Last weekend’s ChangeCamp kicked off a week full of intellectual stimulation. After Saturday’s intense one-day session, I attended a User Experience Design workshop at Ryerson on Wednesday and went to the Jane Fulton Surri Lecture at OCAD on Thursday. Obviously enough the week was really inspiring and got me thinking a lot about design and my career.
I wanted to focus specifically on the Ryerson event, which featured three speakers from the User Experience field Tedde van Gelderen, Steve Mast and Ilona Posner. While the last two speakers gave good talks, Tedde van Gelderen’s talk on “The Importance of Experience Design” was the most insightful in my opinion. The talk gave a good overview of the field and really backed up a lot of my own thinking with more concrete examples and explanations.
The talk emphasized the importance of emotion in experience design and even more so in business. Tedde rightly made the distinction that experience design needs to be defined as a holistic approach, rather than by its isolated elements. I am a firm believer in this definition since it is truly where experience design can make the largest impact. It is no longer enough to design good product experiences, customer experiences and others; the real innovators understand that experience covers absolutely every aspect of a business. This definition is also important because it shows that experience design isn’t something you can bolt on, it lies directly at the core and all through the periphery of a business.

However despite the design community’s understanding, the success of experience design lies partly in the hands of businesses. In this light, Tedde highlighted some of the difficulties that occur when collaborating with businesses. Beside the obvious, one of the main points he alluded to was business’ uneasiness with the converging and diverging methodology, also known as the design process. While designers are fairly adept at focusing and expanding throughout a project, from the outside this process can seem counter-intuitive. And he is right. Without knowing the methodologies of designers, this could really be troublesome to business types. I think the key lesson here is education and understanding. Designers and business people are beginning to communicate, understanding more about each other everyday. This has helped bridge the divide between these two worlds, but we can’t forget that there is still a gap. We need to make sure we can explain design methodology to business and business needs to embrace the qualitative nature of design thinking.
To continue this same point, Tedde explained that organizational structures are one of the key things that makes bridging this gap so difficult. To cope with issues of scale, departmentalization is a necessary evil for most businesses, but it also makes it hard to implement a company wide experience strategy. To illustrate this Tedde used a simple metaphor; a business sees itself as a set of silos, while their user sees them as a long red thread. The user has a long journey of experiences with a company, moving around and changing roles throughout, indifferent to what department handles each aspect. To the user, all their experiences with a business are connected. This simple little analogy is a great way to understand the user’s perspective and gives businesses a clear visualization of why experience design is so crucial to how they should operate.

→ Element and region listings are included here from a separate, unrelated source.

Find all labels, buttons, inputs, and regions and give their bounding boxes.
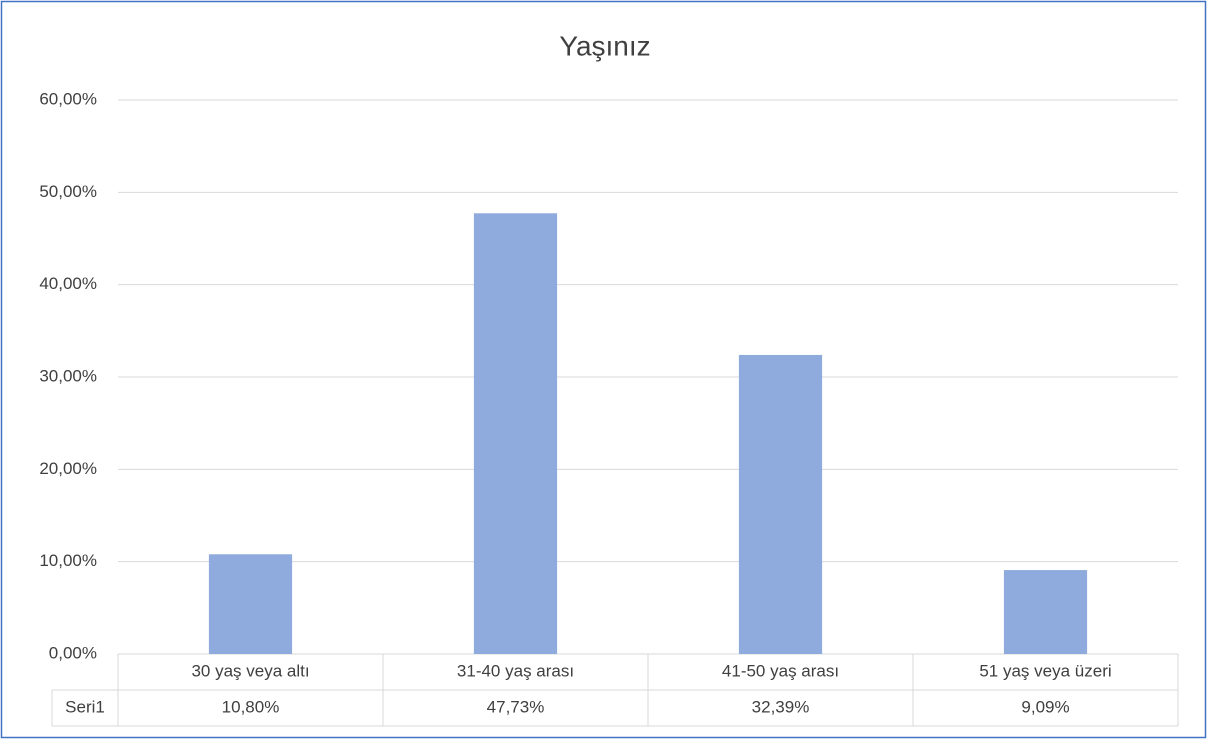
chart-title: Yaşınız — [559, 30, 650, 61]
x-tick-label: 41-50 yaş arası — [722, 661, 839, 680]
table-value: 32,39% — [752, 697, 810, 716]
table-value: 47,73% — [487, 697, 545, 716]
x-tick-label: 51 yaş veya üzeri — [979, 661, 1111, 680]
bar — [1003, 570, 1088, 654]
table-value: 10,80% — [222, 697, 280, 716]
y-tick-label: 30,00% — [39, 366, 97, 385]
y-tick-label: 20,00% — [39, 459, 97, 478]
x-tick-label: 30 yaş veya altı — [191, 661, 309, 680]
bar — [208, 554, 293, 654]
table-value: 9,09% — [1021, 697, 1069, 716]
x-tick-label: 31-40 yaş arası — [457, 661, 574, 680]
bar — [738, 354, 823, 654]
y-tick-label: 0,00% — [49, 643, 97, 662]
y-tick-label: 40,00% — [39, 274, 97, 293]
legend-label: Seri1 — [65, 697, 105, 716]
y-tick-label: 60,00% — [39, 89, 97, 108]
bar — [473, 213, 558, 654]
y-tick-label: 10,00% — [39, 551, 97, 570]
y-tick-label: 50,00% — [39, 182, 97, 201]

This interplay between experience design and business is something that seems to be a key issue in the evolution of the field. The two rely on each other as I pointed out above. So while some businesses may not see the need to focus on their users’ experience now, they will miss out on a huge opportunity. Near the end of his presentation Tedde astutely pointed out that expectations are always rising. So if you aren’t focused on experience now, you will have to be soon in order to keep up.